Like many Palestinians here, Darwish believed the Israelis knew the attack was coming and let it happen in order to invade Gaza.
He said Israeli Prime Minister Benjamin Netanyahu recently brandished a map showing all of Palestine as sovereign Israeli territory at the United Nations General Assembly.
“There was a plan to eliminate Gaza or the people of Gaza. They were looking for an excuse,” said Ahmed Hassan, the president of the Palestinian Association.
He pointed to reports that Egyptian intelligence had tipped off the Israelis of an impending attack on the 50th anniversary of the Yom Kippur War.
“Perhaps [the Israeli government] welcomed this attack without realising what the consequences would be,” Hassan suggested.

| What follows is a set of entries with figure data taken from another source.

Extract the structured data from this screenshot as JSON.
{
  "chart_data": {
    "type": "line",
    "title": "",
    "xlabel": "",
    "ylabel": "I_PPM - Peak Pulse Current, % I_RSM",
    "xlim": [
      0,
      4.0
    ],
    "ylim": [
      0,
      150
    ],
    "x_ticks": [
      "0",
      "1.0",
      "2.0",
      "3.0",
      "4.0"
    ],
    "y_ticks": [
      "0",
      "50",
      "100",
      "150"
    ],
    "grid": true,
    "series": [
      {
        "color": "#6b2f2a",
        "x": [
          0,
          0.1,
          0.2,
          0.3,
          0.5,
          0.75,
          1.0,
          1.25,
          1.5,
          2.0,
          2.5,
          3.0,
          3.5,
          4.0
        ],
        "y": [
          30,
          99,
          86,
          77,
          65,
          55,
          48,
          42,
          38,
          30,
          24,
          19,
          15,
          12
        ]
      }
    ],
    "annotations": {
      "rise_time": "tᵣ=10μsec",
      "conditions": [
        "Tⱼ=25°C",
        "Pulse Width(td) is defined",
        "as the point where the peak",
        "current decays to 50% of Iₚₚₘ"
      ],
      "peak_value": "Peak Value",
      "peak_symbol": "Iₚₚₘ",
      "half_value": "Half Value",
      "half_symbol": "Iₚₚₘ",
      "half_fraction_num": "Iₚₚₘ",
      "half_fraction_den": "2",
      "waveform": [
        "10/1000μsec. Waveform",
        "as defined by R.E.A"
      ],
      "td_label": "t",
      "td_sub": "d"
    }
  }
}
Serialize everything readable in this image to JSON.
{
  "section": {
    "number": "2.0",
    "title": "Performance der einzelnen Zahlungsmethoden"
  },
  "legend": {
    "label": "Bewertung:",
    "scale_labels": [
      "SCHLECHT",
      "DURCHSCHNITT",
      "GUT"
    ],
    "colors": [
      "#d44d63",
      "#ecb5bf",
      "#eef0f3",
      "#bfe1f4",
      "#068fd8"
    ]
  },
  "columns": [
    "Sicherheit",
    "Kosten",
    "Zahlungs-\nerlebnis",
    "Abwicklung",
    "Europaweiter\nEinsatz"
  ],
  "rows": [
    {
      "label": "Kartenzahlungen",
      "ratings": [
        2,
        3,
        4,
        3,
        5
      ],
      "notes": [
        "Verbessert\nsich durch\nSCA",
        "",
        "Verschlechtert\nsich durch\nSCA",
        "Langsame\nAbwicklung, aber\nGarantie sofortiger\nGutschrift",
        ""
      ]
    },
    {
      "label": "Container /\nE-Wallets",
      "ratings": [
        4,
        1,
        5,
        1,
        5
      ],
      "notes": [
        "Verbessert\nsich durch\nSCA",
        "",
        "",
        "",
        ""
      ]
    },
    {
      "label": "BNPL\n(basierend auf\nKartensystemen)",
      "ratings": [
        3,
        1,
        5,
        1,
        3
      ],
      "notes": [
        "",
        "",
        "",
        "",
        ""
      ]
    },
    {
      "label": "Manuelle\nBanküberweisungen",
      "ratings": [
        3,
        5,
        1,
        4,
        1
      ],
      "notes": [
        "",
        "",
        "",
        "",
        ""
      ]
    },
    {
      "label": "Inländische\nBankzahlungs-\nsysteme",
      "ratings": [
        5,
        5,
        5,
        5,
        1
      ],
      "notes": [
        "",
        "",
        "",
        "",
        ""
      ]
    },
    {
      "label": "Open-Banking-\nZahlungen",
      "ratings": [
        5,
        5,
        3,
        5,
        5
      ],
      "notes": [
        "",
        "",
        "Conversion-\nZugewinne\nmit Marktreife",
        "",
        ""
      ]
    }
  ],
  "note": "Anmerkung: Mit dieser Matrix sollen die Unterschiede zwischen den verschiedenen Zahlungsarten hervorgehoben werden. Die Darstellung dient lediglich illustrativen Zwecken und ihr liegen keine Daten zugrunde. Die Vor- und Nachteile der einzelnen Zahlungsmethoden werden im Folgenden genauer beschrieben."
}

The Palestinians who spoke to Al Jazeera believed there was still hope for Palestinian self-determination and peace with Israel but were not sure what the formula should be.
“We don’t hate like the Israelis … We don’t see the Israelis as a different race. We even call them our cousins because we are similar,” said Shawa.
She remembered sitting with her mother, an elected representative in the Palestinian Legislative Council, the legislature formed under the Oslo Accords in 1996. The accords promised eventual Palestinian statehood, and Shawa witnessed Palestinians governing themselves in a time of hope.
“It was a really democratic debate,” she remembered. “Although Hamas did not get in officially, a lot of their members were in. There were some Islamist-leaning members and Fatah, and also other factions … There was something really special about it.”
She believes Palestinians can regain this shining moment, when they came so close to independence, but even she does not believe the Oslo Accords can be revived.
“The two-state solution is dead. It’s too late for it,” she said.
She also did not believe a Palestinian-Jordanian confederation could happen, something her grandfather once proposed. Nor did she believe Israelis were likely to invite the Palestinians into a unified state encompassing the West Bank and Gaza.
Darwish agreed that for such a “South Africa scenario” to happen, “Israel has to feel it is unsafe, that it will lose everything unless it makes some concession.” And Hassan did not think it was even desirable. “Even the 1.5 million Palestinians [who are Israeli citizens] are third class citizens,” he said.
So what is the solution? US President Joe Biden said he remained committed to a two-state solution.
“Gaza and the West Bank should be reunited under a single governance structure … as we all work toward a two-state solution,” he wrote in a Washington Post opinion piece.
“What I do know is the people really want peace,” said Shawa. “We were not able to communicate this to Israel. This is the main problem.”
Darwish agreed that peace was the unifying factor.
“I would go back tomorrow, with all my children,” he said. “Tomorrow.”